DVD
Waking the Dead
Series 1 (Plus Original Pilot Episode)

Starring: Trevor Eve and Sue Johnston
BBC DVD

RRP: £24.99
BBCDVD 1685
Certificate: 15
Available 12 September 2005


The Cold Case Squad is a crack team of specialists set up by the Metropolitan Police with the specific brief of reopening the files on unsolved cases. They re-examine the evidence and requestion witnesses. If anyone can track down a killer, years after a murder, they can...

Series One of Waking the Dead sees the Cold Case Squad take on the challenge of five unsolved crimes: the kidnapping and murder of a young woman; the suspicious death of a war photographer in a car accident; a skull buried for 20 years in a church crypt which shakes the local Catholic community to its core; a double murder to which a woman confessed and has served 25 years in prison; and who killed a well-known policewoman - a stalker, her estranged husband or the father of her unborn child?

Leading the hunt is Detective Superintendent Peter Boyd. Haunted by the disappearance of his own teenage son years ago, his is committed to getting at the truth at all costs. Dr Grace Foley brings a psychological insight into the killers, Dr Frankie Wharton analyses the forensics, and doing the ground work are detectives Mel Silver and Spencer Jordan. They are the best minds in their field and dedicated to their jobs.

The pilot episode sees the team reopen a five year old murder investigation. A young girl was kidnapped and killed and her murderer was never caught, but now it appears he may have struck again. Boyd and his team must stay one step ahead of the killer in order to save another girl from being murdered.

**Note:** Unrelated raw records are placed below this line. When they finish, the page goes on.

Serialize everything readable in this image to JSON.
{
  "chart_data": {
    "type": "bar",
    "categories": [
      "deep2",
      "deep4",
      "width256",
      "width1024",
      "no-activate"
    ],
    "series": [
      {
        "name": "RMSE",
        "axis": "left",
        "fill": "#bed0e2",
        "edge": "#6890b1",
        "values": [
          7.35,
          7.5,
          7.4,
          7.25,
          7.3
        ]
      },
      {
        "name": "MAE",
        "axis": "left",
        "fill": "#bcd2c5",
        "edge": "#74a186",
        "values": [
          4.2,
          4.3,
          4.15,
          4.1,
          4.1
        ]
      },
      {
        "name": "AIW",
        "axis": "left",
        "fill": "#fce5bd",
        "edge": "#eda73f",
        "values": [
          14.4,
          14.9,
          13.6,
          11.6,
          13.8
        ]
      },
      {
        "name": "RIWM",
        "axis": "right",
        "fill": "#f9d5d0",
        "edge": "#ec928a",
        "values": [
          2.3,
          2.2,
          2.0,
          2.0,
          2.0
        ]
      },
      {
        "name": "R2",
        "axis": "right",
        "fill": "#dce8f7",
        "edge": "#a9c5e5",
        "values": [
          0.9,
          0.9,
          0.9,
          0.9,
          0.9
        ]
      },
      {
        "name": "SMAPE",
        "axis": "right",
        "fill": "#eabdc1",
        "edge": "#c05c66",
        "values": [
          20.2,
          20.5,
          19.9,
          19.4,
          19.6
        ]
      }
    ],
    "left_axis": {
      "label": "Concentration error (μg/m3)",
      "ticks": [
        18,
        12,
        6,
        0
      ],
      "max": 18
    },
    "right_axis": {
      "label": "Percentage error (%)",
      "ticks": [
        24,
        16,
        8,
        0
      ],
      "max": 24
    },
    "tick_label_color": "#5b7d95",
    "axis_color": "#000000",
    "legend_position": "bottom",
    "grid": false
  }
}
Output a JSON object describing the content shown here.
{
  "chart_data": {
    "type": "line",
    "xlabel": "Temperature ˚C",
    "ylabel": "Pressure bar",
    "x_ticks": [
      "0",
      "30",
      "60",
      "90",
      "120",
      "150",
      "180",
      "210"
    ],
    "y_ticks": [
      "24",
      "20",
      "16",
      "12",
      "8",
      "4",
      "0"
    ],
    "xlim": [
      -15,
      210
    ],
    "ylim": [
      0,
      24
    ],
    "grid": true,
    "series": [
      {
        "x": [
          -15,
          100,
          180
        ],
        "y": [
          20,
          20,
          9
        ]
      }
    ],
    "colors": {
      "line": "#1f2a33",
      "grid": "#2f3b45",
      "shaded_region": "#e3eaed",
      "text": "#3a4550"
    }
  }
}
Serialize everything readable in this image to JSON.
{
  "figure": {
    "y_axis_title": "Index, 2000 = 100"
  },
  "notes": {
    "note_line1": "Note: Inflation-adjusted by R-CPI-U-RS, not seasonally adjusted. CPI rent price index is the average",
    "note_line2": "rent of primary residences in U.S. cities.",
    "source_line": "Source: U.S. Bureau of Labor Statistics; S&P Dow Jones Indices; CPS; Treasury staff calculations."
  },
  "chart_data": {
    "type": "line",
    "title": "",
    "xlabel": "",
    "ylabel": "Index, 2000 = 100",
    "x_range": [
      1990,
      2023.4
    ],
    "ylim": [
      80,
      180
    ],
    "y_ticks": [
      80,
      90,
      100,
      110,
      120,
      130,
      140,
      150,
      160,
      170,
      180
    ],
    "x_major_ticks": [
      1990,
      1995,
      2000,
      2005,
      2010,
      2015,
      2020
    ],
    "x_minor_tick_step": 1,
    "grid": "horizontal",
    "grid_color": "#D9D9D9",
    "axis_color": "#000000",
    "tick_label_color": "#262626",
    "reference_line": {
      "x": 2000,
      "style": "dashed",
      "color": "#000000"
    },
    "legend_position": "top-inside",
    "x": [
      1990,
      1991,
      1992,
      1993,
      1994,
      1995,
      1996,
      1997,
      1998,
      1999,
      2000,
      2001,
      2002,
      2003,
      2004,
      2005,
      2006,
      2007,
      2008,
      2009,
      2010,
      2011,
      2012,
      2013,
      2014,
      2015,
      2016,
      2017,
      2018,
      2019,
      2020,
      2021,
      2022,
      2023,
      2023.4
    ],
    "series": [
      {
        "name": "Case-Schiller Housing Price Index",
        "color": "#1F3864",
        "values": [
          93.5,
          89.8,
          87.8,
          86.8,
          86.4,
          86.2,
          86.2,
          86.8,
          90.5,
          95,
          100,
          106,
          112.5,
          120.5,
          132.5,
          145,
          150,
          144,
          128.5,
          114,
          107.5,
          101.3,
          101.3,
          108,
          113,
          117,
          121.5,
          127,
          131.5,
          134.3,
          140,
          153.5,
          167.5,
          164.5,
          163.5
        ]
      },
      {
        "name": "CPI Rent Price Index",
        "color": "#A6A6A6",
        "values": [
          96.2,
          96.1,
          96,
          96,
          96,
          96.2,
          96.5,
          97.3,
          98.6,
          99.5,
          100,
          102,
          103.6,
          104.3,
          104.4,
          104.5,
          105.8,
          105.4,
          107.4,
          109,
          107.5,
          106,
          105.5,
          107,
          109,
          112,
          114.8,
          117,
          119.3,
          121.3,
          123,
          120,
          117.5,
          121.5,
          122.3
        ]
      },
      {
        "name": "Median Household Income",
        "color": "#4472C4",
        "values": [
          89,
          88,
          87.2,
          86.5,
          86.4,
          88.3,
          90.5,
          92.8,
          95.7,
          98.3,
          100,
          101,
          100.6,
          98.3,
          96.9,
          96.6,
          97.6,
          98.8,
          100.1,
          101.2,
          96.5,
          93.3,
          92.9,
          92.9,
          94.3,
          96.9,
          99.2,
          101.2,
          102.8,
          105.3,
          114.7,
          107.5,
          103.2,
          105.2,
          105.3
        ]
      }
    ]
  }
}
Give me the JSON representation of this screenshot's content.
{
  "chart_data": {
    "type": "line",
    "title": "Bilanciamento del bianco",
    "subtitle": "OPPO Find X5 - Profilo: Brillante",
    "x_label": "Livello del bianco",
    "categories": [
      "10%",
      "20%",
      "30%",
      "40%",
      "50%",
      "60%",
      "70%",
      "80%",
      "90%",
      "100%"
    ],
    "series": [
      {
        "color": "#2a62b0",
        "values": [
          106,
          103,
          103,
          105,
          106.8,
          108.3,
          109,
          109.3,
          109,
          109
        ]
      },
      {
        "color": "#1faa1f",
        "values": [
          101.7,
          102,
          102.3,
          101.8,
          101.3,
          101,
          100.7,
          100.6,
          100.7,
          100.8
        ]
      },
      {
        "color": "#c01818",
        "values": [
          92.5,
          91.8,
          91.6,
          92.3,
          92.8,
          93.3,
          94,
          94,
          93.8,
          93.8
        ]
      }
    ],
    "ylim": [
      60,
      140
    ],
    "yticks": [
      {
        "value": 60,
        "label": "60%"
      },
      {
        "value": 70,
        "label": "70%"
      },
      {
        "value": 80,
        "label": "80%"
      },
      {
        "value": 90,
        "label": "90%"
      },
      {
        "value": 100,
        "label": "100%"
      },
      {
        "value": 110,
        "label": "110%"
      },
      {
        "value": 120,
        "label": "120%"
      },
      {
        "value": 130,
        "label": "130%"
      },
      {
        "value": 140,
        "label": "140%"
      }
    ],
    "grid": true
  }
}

Burn Out sees Boyd and his team tackle a case that is not, on first appearance, a cold case at all. Boyd tackles a young woman, Marina, as she sets fire to an abandoned car. It transpires that Marina's father died in a car accident a few years earlier at the same spot, and Marina refuses to accept that his death was an accident. Frankie runs forensic tests on Marina's father's car and discovers that he was still alive after the crash and could have escaped. So who killed Marina's father and why?

Blind Beggar sees a skull being unearthed in a church crypt when workmen are excavating the site. Nothing odd there you might think, but it soon becomes apparent that the skull is a fairly recent addition.

A Simple Sacrifice follows the case of a woman who has already served 25 years in prison after she confessed to killing her husband and her son's friend. The case is reopened when someone starts sending in forensic evidence that proves that the killer is still on the loose. Boyd sets about trying to uncover why a woman would spend the best years of her life in prison if she is innocent.

Every Breath You Take sees Boyd investigating the murder of a policewoman after her body is found in the Thames a year after she vanished. But with so many people who have motive for killing her (a couple of stalkers, her ex-husband and the father of her unborn child) the clock is ticking for Boyd and his team.

While all five two-parter episodes have their merits, I personally found A Simple Sacrifice and Every Breath You Take to be the most satisfying. It's not that the murders are incredible difficult to work out - in fact of all the episodes in this collection these two are the easiest (it's pretty obvious in Every Breath You Take but the writer has tried to confuse the viewer by introducing the murder into the story as late as possible. But once they are introduced it's fairly obvious). No, the reason I enjoyed these two stories is that there is a lot more going on than you normally expect in this sort of drama.

While you may not guess who the murderer is in A Simple Sacrifice, you will easily be able to work out why the mother confessed so readily. This story works incredibly well, tugging at the heart strings only when really necessary. And the identity of the person sending the clues into Boyd is incredibly well conceived.

But it is Every Breath You Take that really sees the show hit its stride. This episode also has some very subtle humour that works really well. When one witness is questioned he gives the police a photofit of the guy he saw hanging around the policewoman's house. The result is a comical man who would stick out in a crowd. It's obvious that this man never existed... or is it? There are so many suspects and so much going on that it quickly becomes a bit of a mess and the viewer will change their mind every five minutes about who they think the murderer is.

The first series of Waking the Dead is an incredible success. Clever writing and some of the best acting seen in a drama, make this a must own collection.